% Generated by roxygen2: do not edit by hand
% Please edit documentation in R/find_countrycol.R
\name{find_countrycol}
\alias{find_countrycol}
\title{Finds columns containing country names}
\usage{
find_countrycol(
  x,
  return_index = FALSE,
  allow_NA = TRUE,
  min_share = 0.8,
  sample_size = 1000
)
}
\arguments{
\item{x}{A data frame object}

\item{return_index}{A logical value indicating whether the function should return the index of country columns instead of the column names. Default is \code{FALSE}, column names are returned.}

\item{allow_NA}{Logical value indicating whether columns containing \code{NA} values are to be considered as country columns. Default is \code{allow_NA=FALSE}, the function will not return country column containing \code{NA} values.}

\item{min_share}{A value between \code{0} and \code{1} indicating the minimum share of country names in columns that are returned. A value of \code{0} will return any column containing a country name. A value of \code{1} will return only columns whose entries are all country names. Default is \code{0.9}, i.e. at least 90 percent of the column entries need to be country names.}

\item{sample_size}{Either \code{NA} or a numeric value indicating the sample size used for evaluating columns. Default is \code{1000}. If \code{NA} is passed, the function will evaluate the full table. The minimum accepted value is \code{100} (i.e. 100 randomly sampled rows are used to evaluate the columns). This parameter can be tuned to speed up computation on long datasets.

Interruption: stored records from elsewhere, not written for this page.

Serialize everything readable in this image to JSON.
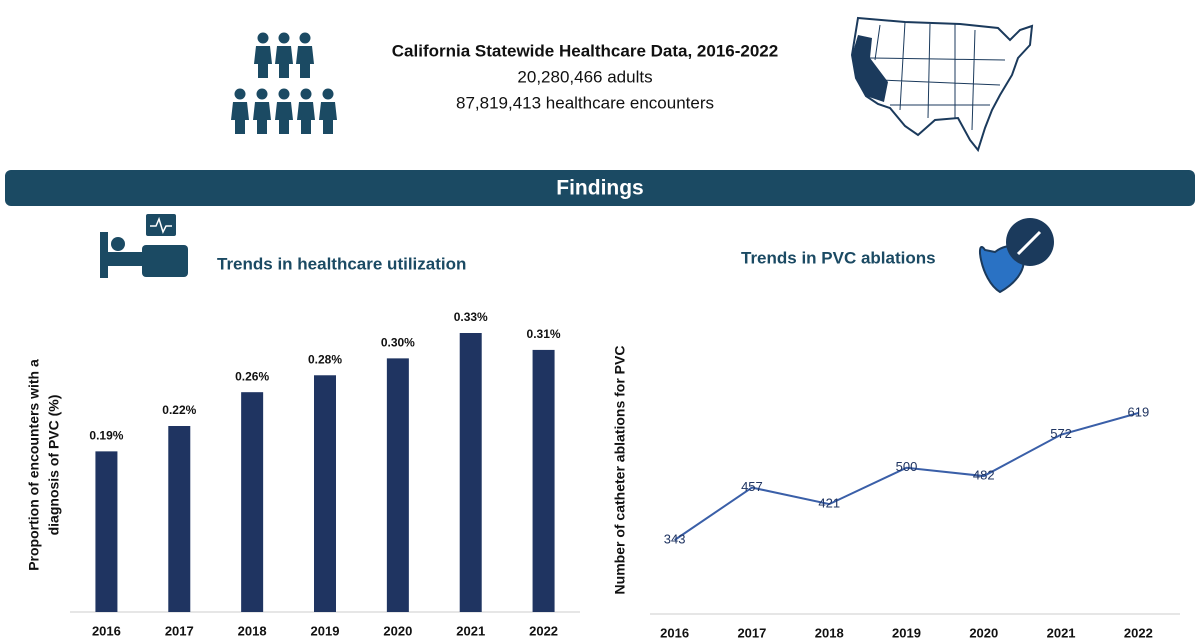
{
  "header": {
    "title": "California Statewide Healthcare Data, 2016-2022",
    "lines": [
      "20,280,466 adults",
      "87,819,413 healthcare encounters"
    ]
  },
  "banner": "Findings",
  "chart_data": [
    {
      "type": "bar",
      "title": "Trends in healthcare utilization",
      "ylabel": [
        "Proportion of  encounters with a",
        "diagnosis of PVC (%)"
      ],
      "categories": [
        "2016",
        "2017",
        "2018",
        "2019",
        "2020",
        "2021",
        "2022"
      ],
      "values": [
        0.19,
        0.22,
        0.26,
        0.28,
        0.3,
        0.33,
        0.31
      ],
      "value_labels": [
        "0.19%",
        "0.22%",
        "0.26%",
        "0.28%",
        "0.30%",
        "0.33%",
        "0.31%"
      ],
      "color": "#1f3461"
    },
    {
      "type": "line",
      "title": "Trends in PVC ablations",
      "ylabel": "Number of catheter ablations for PVC",
      "categories": [
        "2016",
        "2017",
        "2018",
        "2019",
        "2020",
        "2021",
        "2022"
      ],
      "values": [
        343,
        457,
        421,
        500,
        482,
        572,
        619
      ],
      "color": "#3a5fa8"
    }
  ]
}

Taking a sample could result in inexact identification of key columns, accuracy improves with larger samples.}
}
\value{
Returns a vector of country names (\code{return_index=FALSE}) or column indices (\code{return_index=TRUE}) of columns containing country names.
}
\description{
This function takes a data frame as argument and returns the column name (or index) of all columns containing country names.
It can be used to automate the search of country columns in data frames.
For the purpose of this function, a country is any of the 249 territories designated in the ISO standard \code{3166}.
On large datasets a random sample is used for evaluating the columns.
}
\examples{
find_countrycol(x=data.frame(a=c("Brésil","Tonga","FRA"), b=c(1,2,3)))
}
\seealso{
\link[countries]{is_country}, \link[countries]{country_name}, \link[countries]{find_keycol}, \link[countries]{find_timecol}
}